I’m sorry a scrote wasted five years of your life and that your friendship of 20 years ended. I hope your friend comes around to her senses, even if the bridge between you two is completely burned, that she upgrades to the FDS philosophy. If your Rx isn’t working anymore, ask if the dosage can be upped OR, if you need a different temporary Rx, see if you can get that. Moving forward, should you choose to date again, you now have more experience of what you don’t like so, getting rid of useless people for your life will be easier; that’s a positive. Also, for the future, remember, if you’re not engaged within a year and a half at most, and married at two years, it’s because he’s not planning forever with you. Dicks are abundant and of low value. Can you get another therapist? One whom you can mesh with? It sounds like you haven’t found the right one, but you deserve a great therapist who just clicks.

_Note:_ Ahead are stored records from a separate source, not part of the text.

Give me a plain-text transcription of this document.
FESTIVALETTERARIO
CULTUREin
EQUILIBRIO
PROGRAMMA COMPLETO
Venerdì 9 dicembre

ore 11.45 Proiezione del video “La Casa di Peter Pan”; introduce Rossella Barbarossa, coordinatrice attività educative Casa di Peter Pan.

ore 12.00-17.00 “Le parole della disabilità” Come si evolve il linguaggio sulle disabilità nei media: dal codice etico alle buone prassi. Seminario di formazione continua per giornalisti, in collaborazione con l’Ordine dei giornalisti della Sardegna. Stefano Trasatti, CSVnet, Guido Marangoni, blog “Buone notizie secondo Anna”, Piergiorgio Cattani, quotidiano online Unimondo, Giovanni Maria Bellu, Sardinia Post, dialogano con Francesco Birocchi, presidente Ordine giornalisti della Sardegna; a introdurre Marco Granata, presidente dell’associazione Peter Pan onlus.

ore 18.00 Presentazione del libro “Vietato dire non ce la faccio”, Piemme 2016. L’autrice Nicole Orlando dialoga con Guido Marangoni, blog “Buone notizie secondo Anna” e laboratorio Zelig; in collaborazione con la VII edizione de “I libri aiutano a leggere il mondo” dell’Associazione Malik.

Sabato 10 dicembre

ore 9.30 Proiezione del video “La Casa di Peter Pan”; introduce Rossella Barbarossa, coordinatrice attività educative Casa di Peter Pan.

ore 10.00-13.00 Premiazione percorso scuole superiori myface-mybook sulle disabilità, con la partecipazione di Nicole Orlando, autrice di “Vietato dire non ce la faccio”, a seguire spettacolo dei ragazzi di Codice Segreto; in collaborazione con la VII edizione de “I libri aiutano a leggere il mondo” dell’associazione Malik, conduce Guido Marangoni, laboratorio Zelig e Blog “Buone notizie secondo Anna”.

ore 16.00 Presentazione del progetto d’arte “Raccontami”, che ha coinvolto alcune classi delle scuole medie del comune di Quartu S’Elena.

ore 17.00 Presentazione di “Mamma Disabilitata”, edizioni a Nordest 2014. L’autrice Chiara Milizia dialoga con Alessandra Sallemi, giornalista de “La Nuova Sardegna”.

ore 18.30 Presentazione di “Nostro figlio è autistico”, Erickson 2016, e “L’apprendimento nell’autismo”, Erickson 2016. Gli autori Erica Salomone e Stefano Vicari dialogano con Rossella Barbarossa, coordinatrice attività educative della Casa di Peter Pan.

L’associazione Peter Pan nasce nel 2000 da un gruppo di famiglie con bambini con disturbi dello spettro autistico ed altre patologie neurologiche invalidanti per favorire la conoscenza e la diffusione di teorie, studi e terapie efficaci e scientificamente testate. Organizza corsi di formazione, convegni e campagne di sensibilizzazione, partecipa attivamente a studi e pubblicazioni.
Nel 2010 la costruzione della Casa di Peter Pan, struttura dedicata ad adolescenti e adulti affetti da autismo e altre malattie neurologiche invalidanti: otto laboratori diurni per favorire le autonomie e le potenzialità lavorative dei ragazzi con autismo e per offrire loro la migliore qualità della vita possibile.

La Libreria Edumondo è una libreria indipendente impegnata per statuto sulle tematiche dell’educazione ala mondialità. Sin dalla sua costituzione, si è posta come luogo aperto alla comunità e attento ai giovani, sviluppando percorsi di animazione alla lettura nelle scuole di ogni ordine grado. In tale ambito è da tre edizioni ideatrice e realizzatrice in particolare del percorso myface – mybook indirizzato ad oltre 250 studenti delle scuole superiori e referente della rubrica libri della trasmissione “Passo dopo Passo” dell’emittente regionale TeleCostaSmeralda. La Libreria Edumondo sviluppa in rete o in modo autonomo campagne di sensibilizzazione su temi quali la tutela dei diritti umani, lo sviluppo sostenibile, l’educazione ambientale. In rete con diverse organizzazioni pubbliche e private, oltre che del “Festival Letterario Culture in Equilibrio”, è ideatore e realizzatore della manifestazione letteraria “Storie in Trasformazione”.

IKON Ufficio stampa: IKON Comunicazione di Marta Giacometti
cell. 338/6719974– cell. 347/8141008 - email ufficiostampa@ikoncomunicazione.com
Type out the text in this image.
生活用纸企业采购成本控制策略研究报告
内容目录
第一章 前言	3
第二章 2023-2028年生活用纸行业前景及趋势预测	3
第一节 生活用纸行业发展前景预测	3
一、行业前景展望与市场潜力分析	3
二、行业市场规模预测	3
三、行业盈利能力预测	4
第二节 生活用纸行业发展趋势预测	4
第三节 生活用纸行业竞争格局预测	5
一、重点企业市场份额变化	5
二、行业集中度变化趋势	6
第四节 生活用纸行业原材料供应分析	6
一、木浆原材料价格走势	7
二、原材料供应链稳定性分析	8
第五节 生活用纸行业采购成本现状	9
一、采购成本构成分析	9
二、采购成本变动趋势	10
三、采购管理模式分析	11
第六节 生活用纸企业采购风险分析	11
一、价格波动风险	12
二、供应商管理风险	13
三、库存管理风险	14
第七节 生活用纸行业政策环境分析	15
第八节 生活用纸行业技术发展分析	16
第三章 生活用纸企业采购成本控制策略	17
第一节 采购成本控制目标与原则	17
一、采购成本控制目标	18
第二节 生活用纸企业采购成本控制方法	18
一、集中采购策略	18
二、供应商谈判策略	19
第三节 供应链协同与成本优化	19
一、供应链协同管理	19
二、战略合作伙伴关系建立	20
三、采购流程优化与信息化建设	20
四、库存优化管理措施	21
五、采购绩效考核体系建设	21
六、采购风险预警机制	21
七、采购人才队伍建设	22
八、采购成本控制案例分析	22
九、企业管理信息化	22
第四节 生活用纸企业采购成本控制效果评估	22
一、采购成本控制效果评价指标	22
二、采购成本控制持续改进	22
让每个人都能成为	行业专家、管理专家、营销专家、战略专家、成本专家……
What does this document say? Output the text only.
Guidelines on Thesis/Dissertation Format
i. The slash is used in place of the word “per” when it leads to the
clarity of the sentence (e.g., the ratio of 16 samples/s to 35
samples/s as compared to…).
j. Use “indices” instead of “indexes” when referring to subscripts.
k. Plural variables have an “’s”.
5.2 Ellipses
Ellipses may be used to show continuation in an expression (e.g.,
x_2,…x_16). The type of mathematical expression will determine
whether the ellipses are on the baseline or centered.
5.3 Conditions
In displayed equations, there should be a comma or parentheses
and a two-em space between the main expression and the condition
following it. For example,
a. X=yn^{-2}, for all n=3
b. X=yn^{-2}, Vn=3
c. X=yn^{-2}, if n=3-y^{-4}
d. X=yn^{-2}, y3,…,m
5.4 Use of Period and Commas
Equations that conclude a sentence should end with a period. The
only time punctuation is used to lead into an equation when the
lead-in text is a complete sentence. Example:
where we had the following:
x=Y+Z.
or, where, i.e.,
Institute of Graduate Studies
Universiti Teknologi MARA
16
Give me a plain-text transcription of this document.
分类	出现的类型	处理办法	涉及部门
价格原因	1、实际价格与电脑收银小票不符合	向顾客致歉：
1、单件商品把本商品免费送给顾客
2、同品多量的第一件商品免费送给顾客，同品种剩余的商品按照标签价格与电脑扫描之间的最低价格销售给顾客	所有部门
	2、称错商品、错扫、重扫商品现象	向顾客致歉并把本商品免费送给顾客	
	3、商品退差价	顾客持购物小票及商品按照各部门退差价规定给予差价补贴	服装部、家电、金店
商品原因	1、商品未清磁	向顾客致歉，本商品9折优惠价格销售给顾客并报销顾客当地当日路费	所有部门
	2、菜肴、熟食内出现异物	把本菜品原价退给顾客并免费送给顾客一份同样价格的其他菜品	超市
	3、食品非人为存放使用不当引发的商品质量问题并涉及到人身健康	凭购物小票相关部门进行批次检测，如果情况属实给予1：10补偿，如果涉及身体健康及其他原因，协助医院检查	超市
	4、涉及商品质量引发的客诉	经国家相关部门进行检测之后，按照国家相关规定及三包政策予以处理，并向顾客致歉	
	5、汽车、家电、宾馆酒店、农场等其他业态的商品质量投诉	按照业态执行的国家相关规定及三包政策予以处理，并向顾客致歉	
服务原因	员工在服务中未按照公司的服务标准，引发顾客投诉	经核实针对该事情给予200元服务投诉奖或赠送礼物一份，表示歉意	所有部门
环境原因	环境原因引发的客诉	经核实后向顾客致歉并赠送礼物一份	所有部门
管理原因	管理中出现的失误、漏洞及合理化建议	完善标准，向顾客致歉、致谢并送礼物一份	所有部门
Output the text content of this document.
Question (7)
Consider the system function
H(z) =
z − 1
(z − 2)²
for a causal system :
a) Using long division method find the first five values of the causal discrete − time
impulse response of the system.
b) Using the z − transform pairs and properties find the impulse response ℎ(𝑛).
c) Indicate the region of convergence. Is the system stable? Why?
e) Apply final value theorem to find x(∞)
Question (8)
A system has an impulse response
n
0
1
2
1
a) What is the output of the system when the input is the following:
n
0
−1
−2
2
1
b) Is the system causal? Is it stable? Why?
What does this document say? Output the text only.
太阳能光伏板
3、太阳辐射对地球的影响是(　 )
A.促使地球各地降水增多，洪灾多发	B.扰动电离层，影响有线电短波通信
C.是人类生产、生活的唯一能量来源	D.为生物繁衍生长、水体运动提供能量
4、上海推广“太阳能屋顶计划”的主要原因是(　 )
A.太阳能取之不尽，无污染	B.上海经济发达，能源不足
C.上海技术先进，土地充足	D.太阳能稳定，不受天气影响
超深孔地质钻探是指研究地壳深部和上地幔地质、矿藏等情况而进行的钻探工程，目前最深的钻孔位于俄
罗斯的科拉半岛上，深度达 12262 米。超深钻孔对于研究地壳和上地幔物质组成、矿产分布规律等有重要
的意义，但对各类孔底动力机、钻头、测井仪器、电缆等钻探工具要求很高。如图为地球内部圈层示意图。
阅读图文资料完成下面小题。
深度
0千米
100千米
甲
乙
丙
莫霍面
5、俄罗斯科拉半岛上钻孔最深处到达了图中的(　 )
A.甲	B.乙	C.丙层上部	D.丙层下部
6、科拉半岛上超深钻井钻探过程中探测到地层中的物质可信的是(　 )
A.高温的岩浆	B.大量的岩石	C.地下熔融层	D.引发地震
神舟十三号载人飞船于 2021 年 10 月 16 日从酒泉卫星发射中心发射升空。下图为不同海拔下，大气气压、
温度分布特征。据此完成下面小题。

Sorry to hear what you’re going through sis. I’ve been there before. I was struggling with coping as an adult with the aftermath of a traumatic childhood. What changed for me was that one day I woke up and said to myself “surely there is more to life than being this miserable all the time”. I say this with compassion in my heart but ultimately it’s about putting in the work between sessions that results in actual change. All the labels in the world won’t make you take ownership of your issues, only you can do that. Mental health pathologisation is a dangerous path, slapping labels on us (especially traumatised women), telling us we’re disordered for having a normal response to a horrible experience is not conducive to productively learning how to manage ourselves after trauma. I urge you to take ownership of your life choices, invest in yourself. Your hobbies, interests, studies, career, relationships that matter with friends and family, invest in what makes you YOU. I cannot stress how much joy this fills one’s life. How enriching our existence becomes when we invest our time in what matters to us. Acceptance and commitment therapy helped me the most. I learned how to accept what happened to me and how to live my life around that. Granted it was difficult, and some days are less productive than others, but the only person who can change our outlook is ourselves. And finally, the hardest part to say, and again I say this with nothing but love. Sometimes when we’re at low points, we are dreadful company. I too was upset with a friend that supposedly abandoned me, but I realised she poured everything into supporting me and I was doing little to take ownership of my issues. She became exhausted and slow faded me when I refused to hold myself accountable. People get compassion fatigue, it’s normal. This turned out to be a lengthy response, but I really hope you can get something out of it for your own healing journey.